Kohei Oda, Kenji Miyamoto e seus colegas do Instituto de Tecnologia de Kyoto, da Universidade Keio, em Yokohama, e de outras instituições japonesas, que apresentam suas descoberta na Science, colheram 250 amostras ambientais (sedimentos, terra, águas residuais) numa usina de reciclagem de garrafas do PET e as selecionaram conforme sua capacidade de usar películas desse plástico como sua principal fonte de carbono, ou seja, como seu alimento básico. A amostra 46 continha um consórcio microbiano com essas características, composto por bactérias, leveduras e protozoários. A análise revelou depois que a chave era uma só bactéria do consórcio, uma nova espécie do gênero Ideonella, assim chamado por ter sido descrito em 1994 pelo instituto Ideon, ligado à universidade sueca de Lund.

Os dois genes-chaves que permitem à Ideonella sakaiensis processar e comer o PET codificam (contêm a informação para fabricar) duas enzimas das quais não se tinha notícia até agora: primeiro, a enzima PETasa sai da bactéria e transforma o PET em um composto intermediário, chamado MHET (mono(2-hidroxietil) tereftalato), que pode ser tragado pela bactéria; então a segunda enzima, a MHET hidrolase, rompe esse composto para gerar os dois compostos básicos (monômeros) com os quais se fabrica o PET na indústria: etilenoglicol e ácido tereftálico. Trata-se de dois derivados do com os quais se sintetiza o PET, mas a Ideonella sakaiensis os utiliza como alimento, com o que o plástico acaba por desaparecer por completo. O único senão: o processo leva seis semanas.

De onde saíram essas duas enzimas, ou os dois genes que as codificam? Nas bases de dados genéticas, o que mais se assemelha à enzima PETasa da Ideonella sakaiensis é uma enzima diferente, que degrada outros compostos, e que só tem 51% de homologia (semelhança) em sua sequência de blocos elementares (aminoácidos). E algo parecido, detalhes à parte, ocorre com a MHET hidrolase, a segunda enzima-chave da Ideonella sakaiensis.

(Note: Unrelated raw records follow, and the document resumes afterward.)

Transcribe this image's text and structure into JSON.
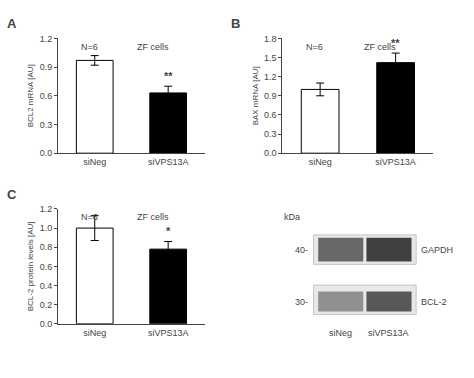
{
  "chart_data": [
    {
      "type": "bar",
      "title": "A",
      "categories": [
        "siNeg",
        "siVPS13A"
      ],
      "values": [
        0.97,
        0.63
      ],
      "errors": [
        0.05,
        0.07
      ],
      "colors": [
        "white",
        "black"
      ],
      "edgecolor": "black",
      "ylabel": "BCL2 mRNA [AU]",
      "ylim": [
        0,
        1.2
      ],
      "yticks": [
        {
          "value": 0,
          "label": "0.0"
        },
        0.3,
        0.6,
        0.9,
        1.2
      ],
      "grid": false,
      "annotations": [
        {
          "text": "N=6"
        },
        {
          "text": "ZF cells"
        },
        {
          "text": "**",
          "category": "siVPS13A"
        }
      ]
    },
    {
      "type": "bar",
      "title": "B",
      "categories": [
        "siNeg",
        "siVPS13A"
      ],
      "values": [
        1.0,
        1.42
      ],
      "errors": [
        0.1,
        0.15
      ],
      "colors": [
        "white",
        "black"
      ],
      "edgecolor": "black",
      "ylabel": "BAX mRNA [AU]",
      "ylim": [
        0,
        1.8
      ],
      "yticks": [
        {
          "value": 0,
          "label": "0.0"
        },
        0.3,
        0.6,
        0.9,
        1.2,
        1.5,
        1.8
      ],
      "grid": false,
      "annotations": [
        {
          "text": "N=6"
        },
        {
          "text": "ZF cells"
        },
        {
          "text": "**",
          "category": "siVPS13A"
        }
      ]
    },
    {
      "type": "bar",
      "title": "C",
      "categories": [
        "siNeg",
        "siVPS13A"
      ],
      "values": [
        1.0,
        0.78
      ],
      "errors": [
        0.13,
        0.08
      ],
      "colors": [
        "white",
        "black"
      ],
      "edgecolor": "black",
      "ylabel": "BCL-2 protein levels [AU]",
      "ylim": [
        0,
        1.2
      ],
      "yticks": [
        {
          "value": 0,
          "label": "0.0"
        },
        0.2,
        0.4,
        0.6,
        0.8,
        {
          "value": 1.0,
          "label": "1.0"
        },
        1.2
      ],
      "grid": false,
      "annotations": [
        {
          "text": "N=6"
        },
        {
          "text": "ZF cells"
        },
        {
          "text": "*",
          "category": "siVPS13A"
        }
      ]
    },
    {
      "type": "blot",
      "ylabel": "kDa",
      "categories": [
        "siNeg",
        "siVPS13A"
      ],
      "color": "#e8e8e8",
      "edgecolor": "#999999",
      "series": [
        {
          "name": "GAPDH",
          "label": "40-",
          "colors": [
            "#686868",
            "#404040"
          ]
        },
        {
          "name": "BCL-2",
          "label": "30-",
          "colors": [
            "#909090",
            "#585858"
          ]
        }
      ]
    }
  ]
}
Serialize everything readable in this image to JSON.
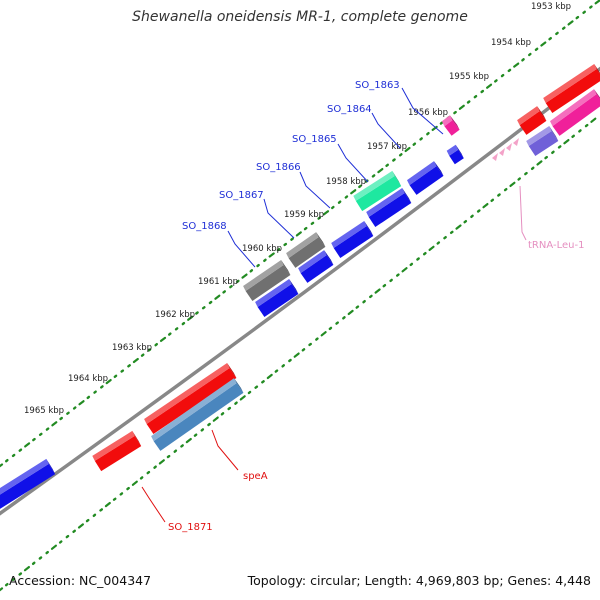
{
  "title": "Shewanella oneidensis MR-1, complete genome",
  "footer": {
    "accession": "Accession: NC_004347",
    "info": "Topology: circular; Length: 4,969,803 bp; Genes: 4,448"
  },
  "colors": {
    "backbone": "#8a8a8a",
    "ticks": "#228B22",
    "blue_label": "#1f2fd6",
    "red_label": "#e01010",
    "pink_label": "#e58fc0"
  },
  "ruler": {
    "unit": "kbp",
    "labels": [
      "1953 kbp",
      "1954 kbp",
      "1955 kbp",
      "1956 kbp",
      "1957 kbp",
      "1958 kbp",
      "1959 kbp",
      "1960 kbp",
      "1961 kbp",
      "1962 kbp",
      "1963 kbp",
      "1964 kbp",
      "1965 kbp"
    ]
  },
  "gene_labels": [
    {
      "id": "so1863",
      "text": "SO_1863",
      "color": "blue"
    },
    {
      "id": "so1864",
      "text": "SO_1864",
      "color": "blue"
    },
    {
      "id": "so1865",
      "text": "SO_1865",
      "color": "blue"
    },
    {
      "id": "so1866",
      "text": "SO_1866",
      "color": "blue"
    },
    {
      "id": "so1867",
      "text": "SO_1867",
      "color": "blue"
    },
    {
      "id": "so1868",
      "text": "SO_1868",
      "color": "blue"
    },
    {
      "id": "spea",
      "text": "speA",
      "color": "red"
    },
    {
      "id": "so1871",
      "text": "SO_1871",
      "color": "red"
    },
    {
      "id": "trna",
      "text": "tRNA-Leu-1",
      "color": "pink"
    }
  ]
}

Novas enzimas costumam evoluir a partir de outras preexistentes que tenham certa tolerância na escolha do substrato. São chamadas de enzimas promíscuas, que servem tanto para o roto quanto para o rasgado. As duas enzimas da Ideonella sakaiensis têm uma notável especificidade pelo PET, que só teve 70 anos para evoluir, um tempo muito curto para os padrões da evolução. Ou melhor, da biologia evolutiva.

E há outro detalhe surpreendente: os dois genes em questão se ativam só na presença do PET. Tal “ativação por substrato” é um mecanismo muito comum em velhas rotas metabólicas, aquelas de sempre. Parece evidente, entretanto, que isso não precisa ser o resultado de milhões de anos de paciente evolução. Basta um século, ou menos.

Na melhor das hipóteses, a Ideonella sakaiensis nos permitirá degradar nossos plásticos. Na pior, quando desaparecermos do planeta Terra não faltará quem se ocupe de limpar nossos resíduos. A vida sempre encontra seu caminho.